En el pasado, las mejores observaciones terrestres han descubierto cefeidas en galaxias cercanas dentro de los 12 millones de años luz. Sin embargo, todas las galaxias en esta región tienen movimientos propios grandes debidos a la atracción gravitatoria de las galaxias vecinas. Para estudiar la expansión global del Universo es necesario extenderse a cefeidas en galaxias lejanas, por lo menos a 30 millones de años luz.
Hasta las recientes observaciones de cefeidas con el telescopio espacial Hubble en M100, no había ningún mojón bien calibrado para observar por encima de esta distancia. Por consiguiente, los astrónomos han estado usando otros tipos de objetos llamados "indicadores de distancia secundarios" para sondear aun más profundamente en el Universo.
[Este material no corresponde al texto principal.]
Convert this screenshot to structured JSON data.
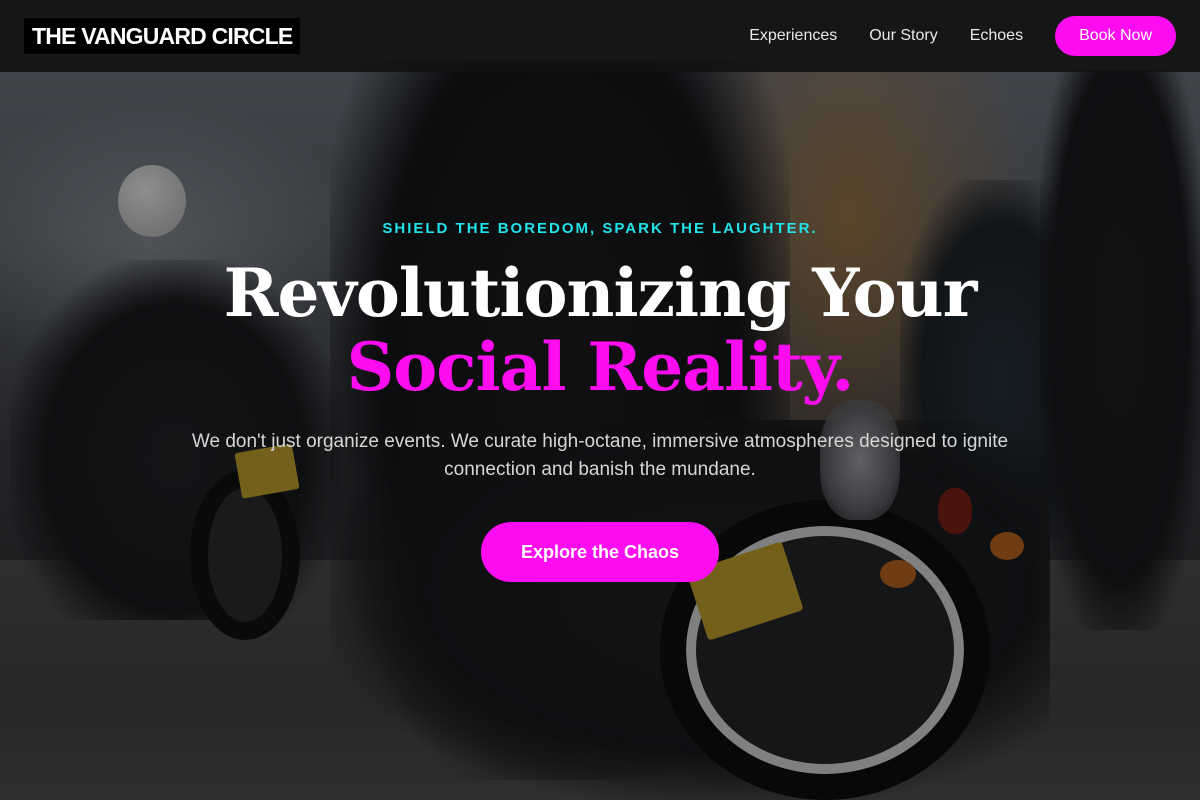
{
  "header": {
    "logo": "THE VANGUARD CIRCLE",
    "nav": [
      {
        "label": "Experiences"
      },
      {
        "label": "Our Story"
      },
      {
        "label": "Echoes"
      }
    ],
    "cta_label": "Book Now"
  },
  "hero": {
    "tagline": "SHIELD THE BOREDOM, SPARK THE LAUGHTER.",
    "headline_line1": "Revolutionizing Your",
    "headline_line2": "Social Reality.",
    "subtext": "We don't just organize events. We curate high-octane, immersive atmospheres designed to ignite connection and banish the mundane.",
    "cta_label": "Explore the Chaos"
  },
  "colors": {
    "accent": "#ff0cf1",
    "tagline": "#22e3ea",
    "header_bg": "#121212"
  }
}
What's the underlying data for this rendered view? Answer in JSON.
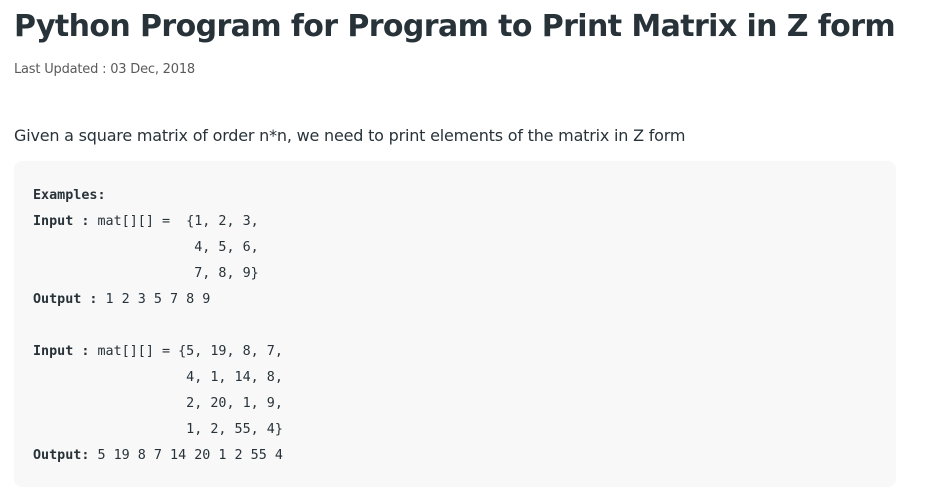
{
  "article": {
    "title": "Python Program for Program to Print Matrix in Z form",
    "last_updated": "Last Updated : 03 Dec, 2018",
    "description": "Given a square matrix of order n*n, we need to print elements of the matrix in Z form"
  },
  "code_block": {
    "lines": [
      {
        "bold": "Examples:",
        "rest": ""
      },
      {
        "bold": "Input :",
        "rest": " mat[][] =  {1, 2, 3,"
      },
      {
        "bold": "",
        "rest": "                    4, 5, 6,"
      },
      {
        "bold": "",
        "rest": "                    7, 8, 9}"
      },
      {
        "bold": "Output :",
        "rest": " 1 2 3 5 7 8 9"
      },
      {
        "bold": "",
        "rest": ""
      },
      {
        "bold": "Input :",
        "rest": " mat[][] = {5, 19, 8, 7,"
      },
      {
        "bold": "",
        "rest": "                   4, 1, 14, 8,"
      },
      {
        "bold": "",
        "rest": "                   2, 20, 1, 9,"
      },
      {
        "bold": "",
        "rest": "                   1, 2, 55, 4}"
      },
      {
        "bold": "Output:",
        "rest": " 5 19 8 7 14 20 1 2 55 4"
      }
    ]
  }
}
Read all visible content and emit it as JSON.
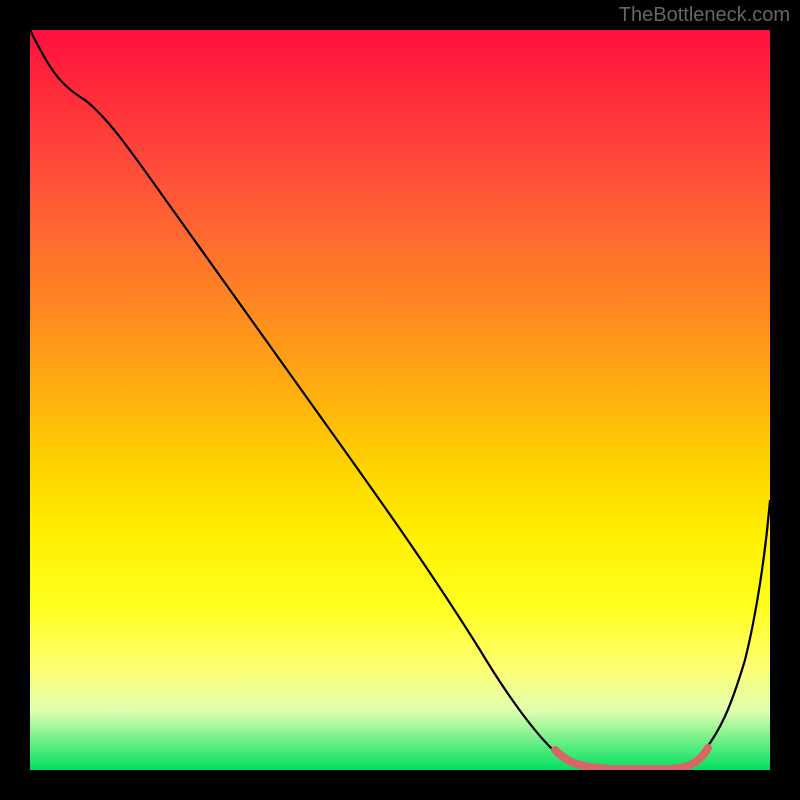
{
  "attribution": "TheBottleneck.com",
  "chart_data": {
    "type": "line",
    "title": "",
    "xlabel": "",
    "ylabel": "",
    "xlim": [
      0,
      100
    ],
    "ylim": [
      0,
      100
    ],
    "grid": false,
    "series": [
      {
        "name": "bottleneck-curve",
        "x": [
          0,
          4,
          10,
          20,
          30,
          40,
          50,
          60,
          65,
          70,
          75,
          80,
          85,
          90,
          95,
          100
        ],
        "y": [
          100,
          94,
          90,
          77,
          65,
          52,
          40,
          25,
          15,
          6,
          1,
          0,
          0,
          5,
          20,
          40
        ],
        "color": "#000000"
      },
      {
        "name": "optimal-range",
        "x": [
          70,
          75,
          80,
          85,
          90
        ],
        "y": [
          6,
          1,
          0,
          0,
          5
        ],
        "color": "#dd6666"
      }
    ],
    "gradient_stops": [
      {
        "pos": 0,
        "color": "#ff1040"
      },
      {
        "pos": 50,
        "color": "#ffd000"
      },
      {
        "pos": 85,
        "color": "#ffff70"
      },
      {
        "pos": 100,
        "color": "#00e060"
      }
    ]
  }
}
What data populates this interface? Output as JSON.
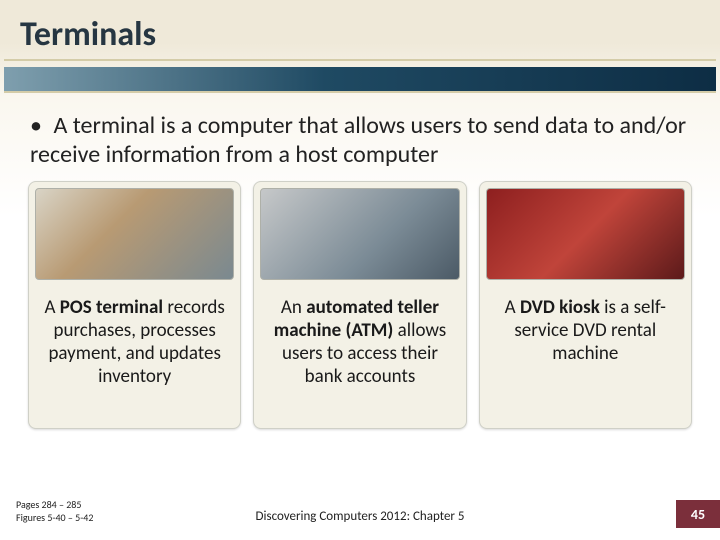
{
  "title": "Terminals",
  "bullet": "A terminal is a computer that allows users to send data to and/or receive information from a host computer",
  "cards": [
    {
      "image_name": "pos-terminal-photo",
      "caption_html": "A <b>POS terminal</b> records purchases, processes payment, and updates inventory"
    },
    {
      "image_name": "atm-photo",
      "caption_html": "An <b>automated teller machine (ATM)</b> allows users to access their bank accounts"
    },
    {
      "image_name": "dvd-kiosk-photo",
      "caption_html": "A <b>DVD kiosk</b> is a self-service DVD rental machine"
    }
  ],
  "footer": {
    "pages": "Pages 284 – 285",
    "figures": "Figures 5-40 – 5-42",
    "center": "Discovering Computers 2012: Chapter 5",
    "slide_number": "45"
  },
  "colors": {
    "accent_bar": "#0d2d44",
    "page_box": "#7b2f3b"
  }
}
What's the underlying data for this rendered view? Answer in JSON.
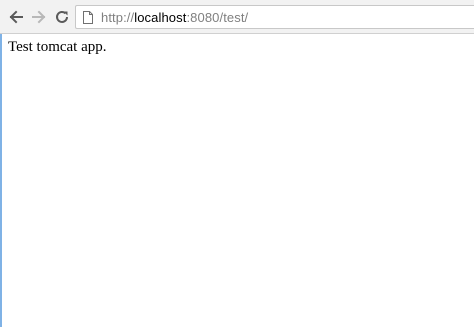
{
  "browser": {
    "url": {
      "scheme": "http://",
      "host": "localhost",
      "path": ":8080/test/"
    },
    "icons": {
      "back": "back-arrow-icon",
      "forward": "forward-arrow-icon",
      "reload": "reload-icon",
      "page": "page-icon"
    },
    "colors": {
      "toolbar_bg": "#f2f2f2",
      "forward_disabled": "#b8b8b8"
    }
  },
  "page": {
    "body_text": "Test tomcat app."
  }
}
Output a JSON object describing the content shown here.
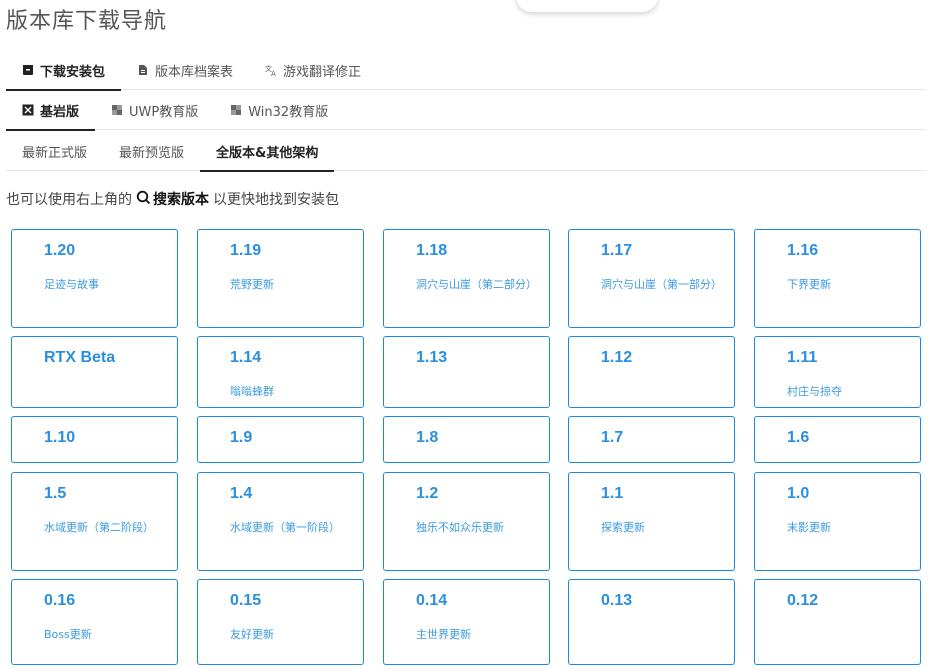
{
  "page": {
    "title": "版本库下载导航"
  },
  "tabs_main": [
    {
      "label": "下载安装包",
      "icon": "package-icon",
      "active": true
    },
    {
      "label": "版本库档案表",
      "icon": "document-icon",
      "active": false
    },
    {
      "label": "游戏翻译修正",
      "icon": "translate-icon",
      "active": false
    }
  ],
  "tabs_edition": [
    {
      "label": "基岩版",
      "icon": "bedrock-icon",
      "active": true
    },
    {
      "label": "UWP教育版",
      "icon": "education-icon",
      "active": false
    },
    {
      "label": "Win32教育版",
      "icon": "education-icon",
      "active": false
    }
  ],
  "tabs_channel": [
    {
      "label": "最新正式版",
      "active": false
    },
    {
      "label": "最新预览版",
      "active": false
    },
    {
      "label": "全版本&其他架构",
      "active": true
    }
  ],
  "hint": {
    "before": "也可以使用右上角的",
    "strong": "搜索版本",
    "after": "以更快地找到安装包"
  },
  "versions": [
    {
      "version": "1.20",
      "name": "足迹与故事"
    },
    {
      "version": "1.19",
      "name": "荒野更新"
    },
    {
      "version": "1.18",
      "name": "洞穴与山崖（第二部分）"
    },
    {
      "version": "1.17",
      "name": "洞穴与山崖（第一部分）"
    },
    {
      "version": "1.16",
      "name": "下界更新"
    },
    {
      "version": "RTX Beta",
      "name": ""
    },
    {
      "version": "1.14",
      "name": "嗡嗡蜂群"
    },
    {
      "version": "1.13",
      "name": ""
    },
    {
      "version": "1.12",
      "name": ""
    },
    {
      "version": "1.11",
      "name": "村庄与掠夺"
    },
    {
      "version": "1.10",
      "name": ""
    },
    {
      "version": "1.9",
      "name": ""
    },
    {
      "version": "1.8",
      "name": ""
    },
    {
      "version": "1.7",
      "name": ""
    },
    {
      "version": "1.6",
      "name": ""
    },
    {
      "version": "1.5",
      "name": "水域更新（第二阶段）"
    },
    {
      "version": "1.4",
      "name": "水域更新（第一阶段）"
    },
    {
      "version": "1.2",
      "name": "独乐不如众乐更新"
    },
    {
      "version": "1.1",
      "name": "探索更新"
    },
    {
      "version": "1.0",
      "name": "末影更新"
    },
    {
      "version": "0.16",
      "name": "Boss更新"
    },
    {
      "version": "0.15",
      "name": "友好更新"
    },
    {
      "version": "0.14",
      "name": "主世界更新"
    },
    {
      "version": "0.13",
      "name": ""
    },
    {
      "version": "0.12",
      "name": ""
    }
  ],
  "colors": {
    "accent": "#2b8fde",
    "card_border": "#1a8ae0",
    "tab_active": "#222222"
  }
}
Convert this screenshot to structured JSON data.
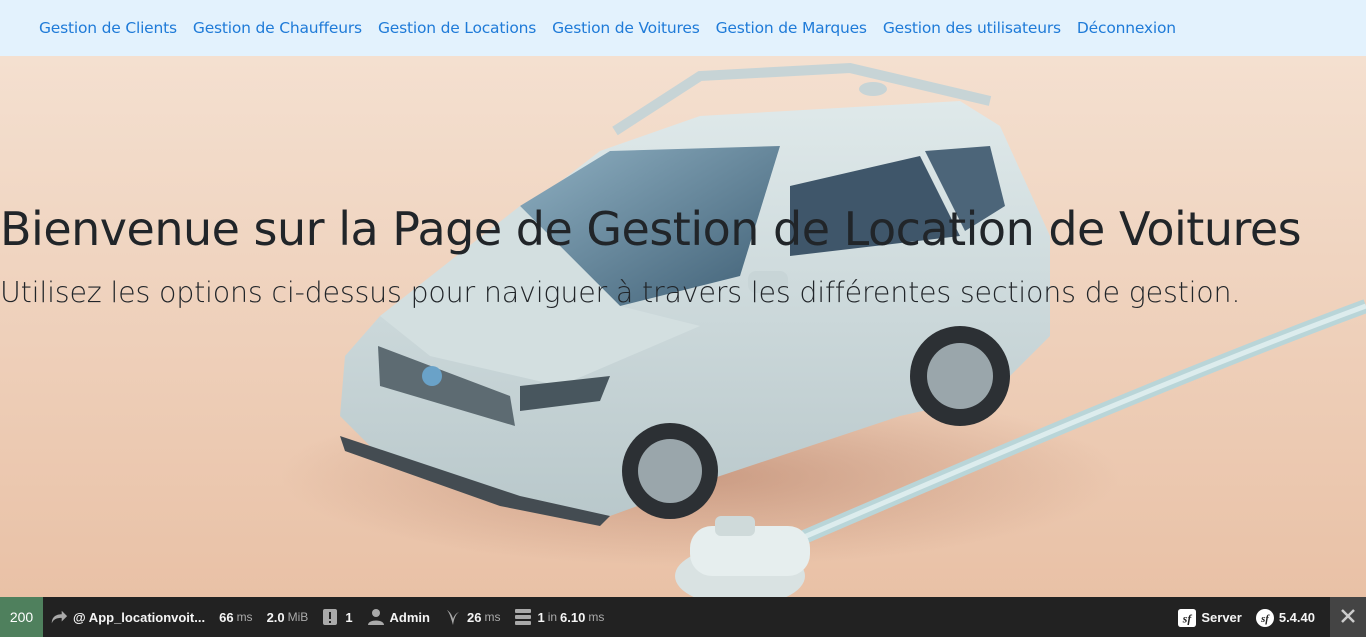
{
  "nav": {
    "items": [
      "Gestion de Clients",
      "Gestion de Chauffeurs",
      "Gestion de Locations",
      "Gestion de Voitures",
      "Gestion de Marques",
      "Gestion des utilisateurs",
      "Déconnexion"
    ],
    "link_color": "#1f7bd8",
    "background": "#e3f2fd"
  },
  "hero": {
    "title": "Bienvenue sur la Page de Gestion de Location de Voitures",
    "subtitle": "Utilisez les options ci-dessus pour naviguer à travers les différentes sections de gestion."
  },
  "toolbar": {
    "status_code": "200",
    "route": "@ App_locationvoit...",
    "time_value": "66",
    "time_unit": "ms",
    "memory_value": "2.0",
    "memory_unit": "MiB",
    "logs_count": "1",
    "user": "Admin",
    "twig_value": "26",
    "twig_unit": "ms",
    "db_queries": "1",
    "db_in": "in",
    "db_time": "6.10",
    "db_unit": "ms",
    "server_label": "Server",
    "sf_version": "5.4.40",
    "status_color": "#4f805d"
  }
}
Los indicadores de distancia secundarios como nebulosas planetarias, supernovas, y las estrellas más luminosas, se usan en galaxias que son tan remotas que solo pueden discernirse objetos muy prominentes. Estos indicadores secundarios se calibran en galaxias más cercanas, donde las distancias son conocidas por los indicadores de distancia primarios, antes de aplicarse a las galaxias más remotas. Las mismas galaxias pueden también usarse como indicadores de distancia secundarios; uno muy usado es el método de Tully-Fisher, que usa una correlación entre los movimientos interiores dentro de las galaxias (de las observaciones de radio de gas interestelar frío) con sus luminosidades. Otro método es la relación de Faber-Jackson que se fija en los movimientos aleatorios de estrellas en una galaxia obtenida de las medidas espectroscópicas. Estas relaciones se basan en el hecho de que una galaxia más masiva será más luminosa y girará más rápidamente que una galaxia con menos masa.